Fogg considered who the Beast was and what motivated him. Driving everything the Beast did was a fear of exposure, of revealing again the nakedness that Plover had photographed. Why else would the photos in the cabinet have been scorched?

"Roll," the Beast bellowed. The die flew toward Dean Fogg.

Fogg caught it and scanned the squares. What other traps waited for him on this deadly gameboard? Oh to be back in the garden again, tending the flowers.

The garden. The moths.

What if, instead of distracting the Beast with battle magic, Fogg attacked the Beast's suit? Would that bring back the feelings of exposure and humiliation that had made him a monster? Would it be enough of a distraction?

Part of him hated the idea. Martin Chatwin, if there was any humanity left in him, had suffered enough. Still, hurting him was better than letting the students of Brakebills die.

Fogg raised his arms and flapped. "Hasharet alet!" he cried.

At once a cloud of moths materialized around them, a ravening cloud that would devour both the leaf the Beast had used to hide his face and the clothing he used to cover his body.

The Beast screamed under the onslaught.

Fogg rolled the die, targeting the gray square where he hoped Quentin was hidden and worked his magic furiously. Quentin materialized, bound to a chair, alive but bleeding. Fogg made a slicing motion with his hands, and Quentin's bonds fell away.

"Quentin!" Fogg said. "Your vortex spell! Cast it now!"

It had been the winning spell of Quentin's last game of Welters, a dark and spinning vortex which whirled above the game board sucking the very air from the room. No one had appreciated what it was at the time, only that it was powerful. Since then, Fogg had studied the spell and knew it for what it was: a way to stop the Beast.

Quentin wriggled and twisted his fingers as the Beast flailed and sputtered in his fight with the moths. The distraction was working better than Fogg had hoped, but would it be good enough?

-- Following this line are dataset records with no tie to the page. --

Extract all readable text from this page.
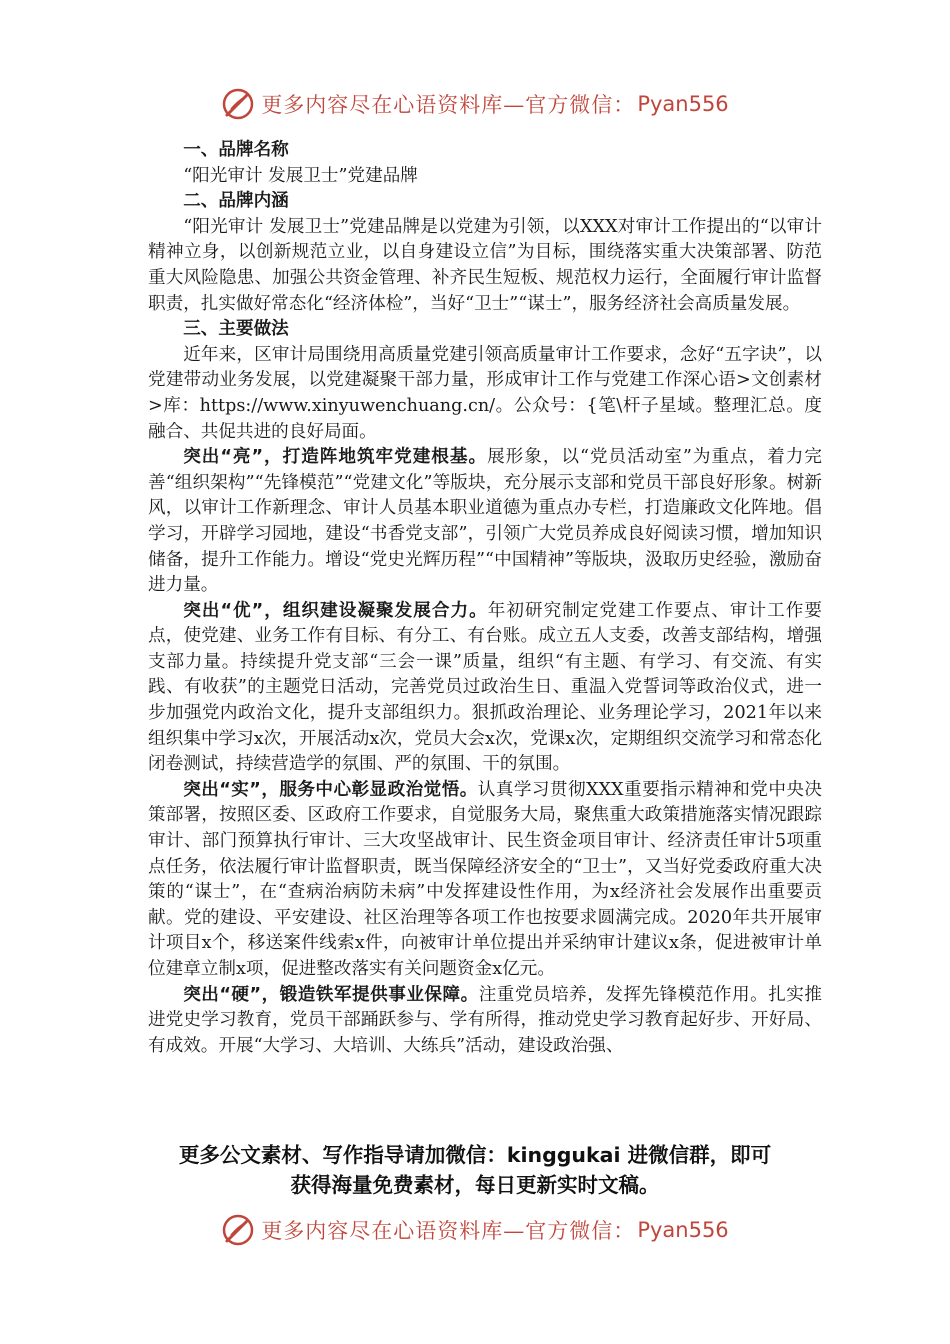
更多内容尽在心语资料库—官方微信： Pyan556

一、品牌名称

“阳光审计 发展卫士”党建品牌

二、品牌内涵

“阳光审计 发展卫士”党建品牌是以党建为引领，以XXX对审计工作提出的“以审计精神立身，以创新规范立业，以自身建设立信”为目标，围绕落实重大决策部署、防范重大风险隐患、加强公共资金管理、补齐民生短板、规范权力运行，全面履行审计监督职责，扎实做好常态化“经济体检”，当好“卫士”“谋士”，服务经济社会高质量发展。

三、主要做法

近年来，区审计局围绕用高质量党建引领高质量审计工作要求，念好“五字诀”，以党建带动业务发展，以党建凝聚干部力量，形成审计工作与党建工作深心语>文创素材>库：https://www.xinyuwenchuang.cn/。公众号：{笔\杆子星域。整理汇总。度融合、共促共进的良好局面。

突出“亮”，打造阵地筑牢党建根基。展形象，以“党员活动室”为重点，着力完善“组织架构”“先锋模范”“党建文化”等版块，充分展示支部和党员干部良好形象。树新风，以审计工作新理念、审计人员基本职业道德为重点办专栏，打造廉政文化阵地。倡学习，开辟学习园地，建设“书香党支部”，引领广大党员养成良好阅读习惯，增加知识储备，提升工作能力。增设“党史光辉历程”“中国精神”等版块，汲取历史经验，激励奋进力量。

突出“优”，组织建设凝聚发展合力。年初研究制定党建工作要点、审计工作要点，使党建、业务工作有目标、有分工、有台账。成立五人支委，改善支部结构，增强支部力量。持续提升党支部“三会一课”质量，组织“有主题、有学习、有交流、有实践、有收获”的主题党日活动，完善党员过政治生日、重温入党誓词等政治仪式，进一步加强党内政治文化，提升支部组织力。狠抓政治理论、业务理论学习，2021年以来组织集中学习x次，开展活动x次，党员大会x次，党课x次，定期组织交流学习和常态化闭卷测试，持续营造学的氛围、严的氛围、干的氛围。

突出“实”，服务中心彰显政治觉悟。认真学习贯彻XXX重要指示精神和党中央决策部署，按照区委、区政府工作要求，自觉服务大局，聚焦重大政策措施落实情况跟踪审计、部门预算执行审计、三大攻坚战审计、民生资金项目审计、经济责任审计5项重点任务，依法履行审计监督职责，既当保障经济安全的“卫士”，又当好党委政府重大决策的“谋士”，在“查病治病防未病”中发挥建设性作用，为x经济社会发展作出重要贡献。党的建设、平安建设、社区治理等各项工作也按要求圆满完成。2020年共开展审计项目x个，移送案件线索x件，向被审计单位提出并采纳审计建议x条，促进被审计单位建章立制x项，促进整改落实有关问题资金x亿元。

突出“硬”，锻造铁军提供事业保障。注重党员培养，发挥先锋模范作用。扎实推进党史学习教育，党员干部踊跃参与、学有所得，推动党史学习教育起好步、开好局、有成效。开展“大学习、大培训、大练兵”活动，建设政治强、

更多公文素材、写作指导请加微信：kinggukai 进微信群，即可
获得海量免费素材，每日更新实时文稿。
更多内容尽在心语资料库—官方微信： Pyan556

It was. At last, Quentin summoned the dark and spinning hole in spacetime. Fogg added his power to Quentin's, making the vortex larger, more powerful. The wind howled.

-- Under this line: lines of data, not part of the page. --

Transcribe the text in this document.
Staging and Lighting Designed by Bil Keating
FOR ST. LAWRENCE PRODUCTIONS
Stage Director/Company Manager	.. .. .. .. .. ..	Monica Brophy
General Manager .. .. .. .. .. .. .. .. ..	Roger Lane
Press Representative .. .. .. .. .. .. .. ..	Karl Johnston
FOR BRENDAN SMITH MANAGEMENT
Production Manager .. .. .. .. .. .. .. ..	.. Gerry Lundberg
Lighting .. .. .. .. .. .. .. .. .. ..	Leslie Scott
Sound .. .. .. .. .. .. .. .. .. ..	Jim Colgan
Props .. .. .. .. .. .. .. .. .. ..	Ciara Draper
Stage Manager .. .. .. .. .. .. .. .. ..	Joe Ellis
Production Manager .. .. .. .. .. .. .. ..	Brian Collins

"Stop!" Quentin said. "We won't be able to control it!"

"That's the idea," Fogg said.

Suddenly, Quentin gasped, blood ran from his mouth, and he fell to the floor. Somehow, the Beast had mastered the moth spell, using the hungry insects to cover himself.

But the Beast was too late.

The vortex took hold of both Fogg and the Beast, sweeping them up into its realm of eternal darkness. They tumbled together, weightless in the black.

"Now you die, painfully and slowly," the Beast howled.

"It's okay," Fogg said. "No one will see us ever again."

The Beast looked around. He gestured, attempting to open a portal. He failed. "No," he said. He tried again. Nothing.

Fogg smiled. The last part was up to Jane Chatwin. All she had to do was to forego casting the spell to restart the timeline and let the events of this one stand. All she had to do was nothing, just as Fogg had done when he'd found out what Plover was doing to Martin.

"I'm sorry I failed you, Martin. I want you to know that," Fogg said.

The Beast gestured. Pain tore at Fogg's insides. Death came quicker than he expected.